Aviva, the giant insurance company, has come up with some show-stopping numbers showing the strongest impact ever by UK 50+ workers. Almost a third of UK adults employed during the first and second quarters of 2015 were 50+.
The total number of the 50-64s in work in the second quarter of 2015 reached a new high – 8.24 million.
Admittedly this leap is partly explained by the fact that the baby boomer generation are now all aged over 50, and that people are generally living longer.
The big increase has also been helped by the abolition of the Default Retirement Age (DRA) from October 2011, which meant employers could no longer make staff retire at 65 on age alone.
Since then, employment for the over-65s has also grown significantly, by a third – from 2011’s third quarter (the final quarter before the DRA ended), to the second quarter of 2015.
This leap of 33 per cent achieved by the over-65s is the fastest increase in work growth of all age groups for the period. In contrast, the total number of working adults across all ages rose only six per cent.
The second fastest growth rate (11 per cent) was among 50-64s, which suggests the number of those working over 65 will continue to rise.
Of the 1.76 million extra working adults in work in the second quarter 2015 (compared with Q3, 2011), 45 per cent were aged 55 to 64, and a further 16 per cent were aged 65+.
Aviva produced this employment research with National Office of Statistics market figures. It has also tracked personal finances among the 55+ since 2010. It suggests this period of growing employment for 55+ has meant an improvement in many older people’s finances.
Median monthly incomes have risen 26 per cent, while typical saving and investment pots have more than doubled in that time from £7,969 to £17,590.
Average personal loans have reduced 25 per cent from £677 to £509; and average overdrafts have dropped 40 per cent from £157 to £94.
Aviva’s data indicates that work has become more important to older people’s sense of financial security, particularly among the 55-64 age group who are approaching the former DRA.
Five per cent saw retirement as a threat to their living standards in Q3 2011, but this had more than doubled to 11 per cent by Q2 2015.
From the stats to the soul ….
Aviva found that the appeal of paid or voluntary work in retirement grows, as people near the end of their working lives. While 13 per cent of 55+ not near to retiring want work or volunteer in retirement, this jumps to 19 per cent among those near retiring.
While budgeting money is the most difficult aspect of retirement among those who have retired, say 23 per cent, 22 per cent say establishing a new routine without the structure of work is the hardest thing.
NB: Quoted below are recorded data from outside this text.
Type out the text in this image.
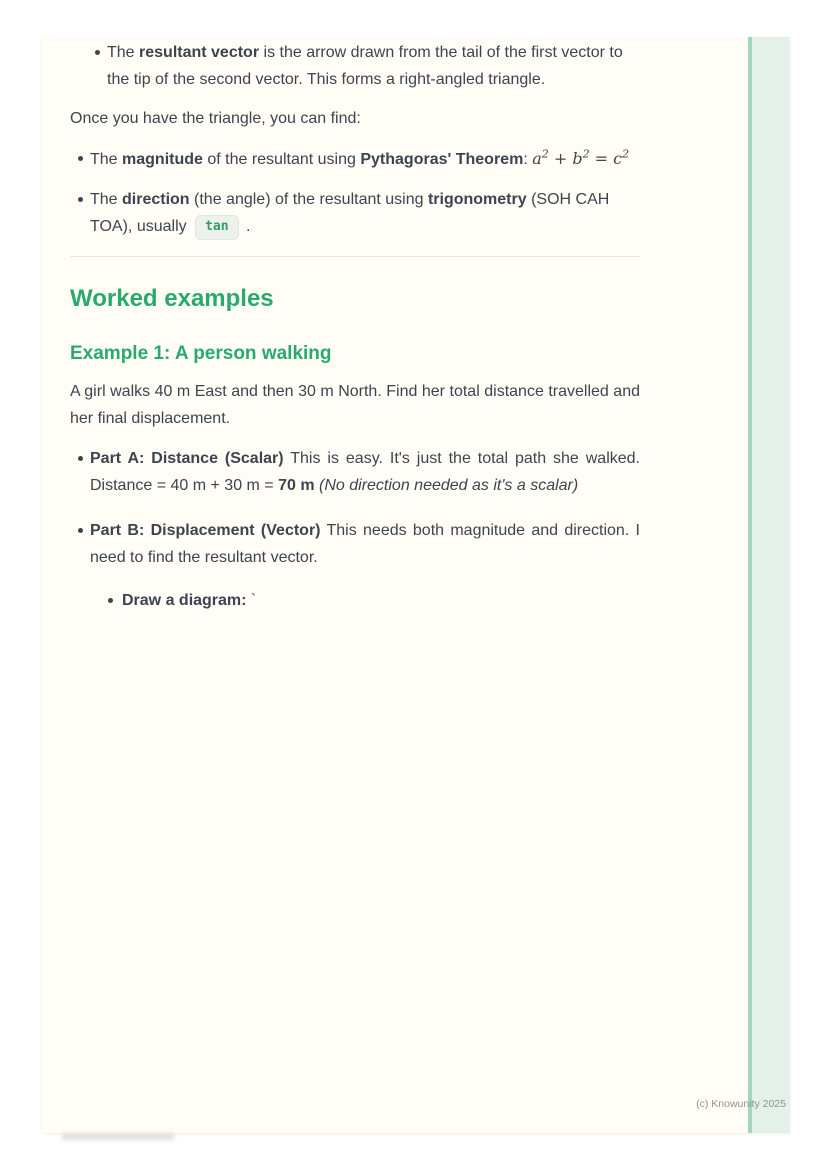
The resultant vector is the arrow drawn from the tail of the first vector to the tip of the second vector. This forms a right-angled triangle.

Once you have the triangle, you can find:

The magnitude of the resultant using Pythagoras' Theorem: $a^2 + b^2 = c^2$
The direction (the angle) of the resultant using trigonometry (SOH CAH TOA), usually tan .
Worked examples
Example 1: A person walking

A girl walks 40 m East and then 30 m North. Find her total distance travelled and her final displacement.

Part A: Distance (Scalar) This is easy. It's just the total path she walked. Distance = 40 m + 30 m = 70 m (No direction needed as it's a scalar)
Part B: Displacement (Vector) This needs both magnitude and direction. I need to find the resultant vector.
Draw a diagram: `
(c) Knowunity 2025
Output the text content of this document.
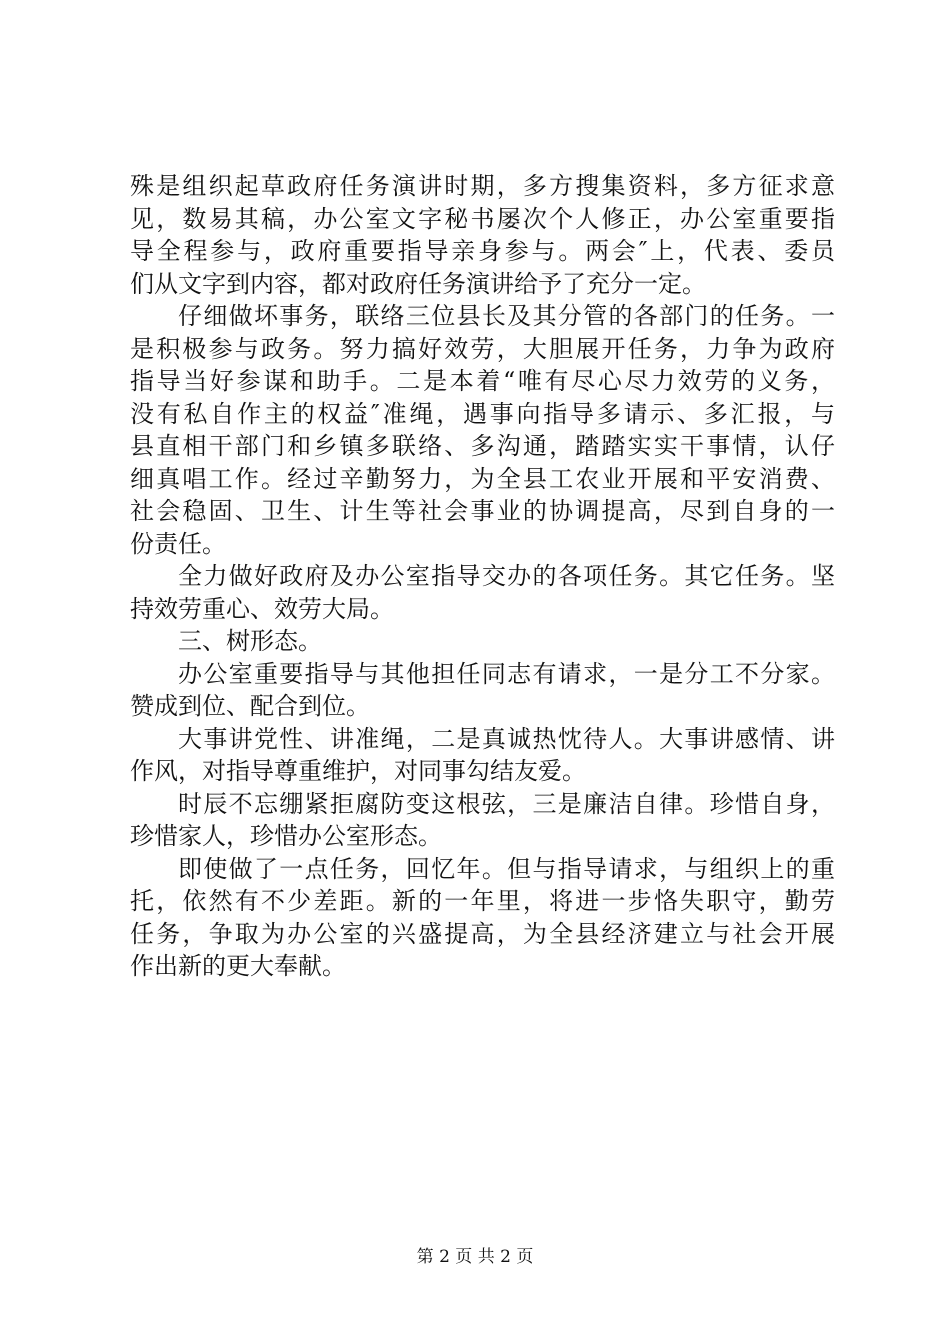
殊是组织起草政府任务演讲时期，多方搜集资料，多方征求意
见，数易其稿，办公室文字秘书屡次个人修正，办公室重要指
导全程参与，政府重要指导亲身参与。两会″上，代表、委员
们从文字到内容，都对政府任务演讲给予了充分一定。
仔细做坏事务，联络三位县长及其分管的各部门的任务。一
是积极参与政务。努力搞好效劳，大胆展开任务，力争为政府
指导当好参谋和助手。二是本着“唯有尽心尽力效劳的义务，
没有私自作主的权益″准绳，遇事向指导多请示、多汇报，与
县直相干部门和乡镇多联络、多沟通，踏踏实实干事情，认仔
细真唱工作。经过辛勤努力，为全县工农业开展和平安消费、
社会稳固、卫生、计生等社会事业的协调提高，尽到自身的一
份责任。
全力做好政府及办公室指导交办的各项任务。其它任务。坚
持效劳重心、效劳大局。
三、树形态。
办公室重要指导与其他担任同志有请求，一是分工不分家。
赞成到位、配合到位。
大事讲党性、讲准绳，二是真诚热忱待人。大事讲感情、讲
作风，对指导尊重维护，对同事勾结友爱。
时辰不忘绷紧拒腐防变这根弦，三是廉洁自律。珍惜自身，
珍惜家人，珍惜办公室形态。
即使做了一点任务，回忆年。但与指导请求，与组织上的重
托，依然有不少差距。新的一年里，将进一步恪失职守，勤劳
任务，争取为办公室的兴盛提高，为全县经济建立与社会开展
作出新的更大奉献。
第 2 页 共 2 页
One in ten say actually stopping work is the hardest part of retiring, while seven per cent have the most difficulty finding a meaningful, worthwhile replacement for work.
Finally, Clive Bolton, managing director of Retirement Solutions at Aviva UK Life, commented:
“With more over 50s in the workforce and with people living longer, it’s important that employers really consider how to get the most out of their more experienced employees.
“There is no mistaking the fact that the over-50s have been a major contributor in the growth of UK employment since the recession.
“Four years on from the end of the DRA, many people’s careers have been extended into what past generations would once have considered uncharted territory.”
Aviva’s research suggests that many thousands of 50+ in work want to stay in it for a goodly time, and if these strong statistics are anything to go by, the future looks bright for their sorts of jobs being available.
Don’t wind down from the late 50s, wind up!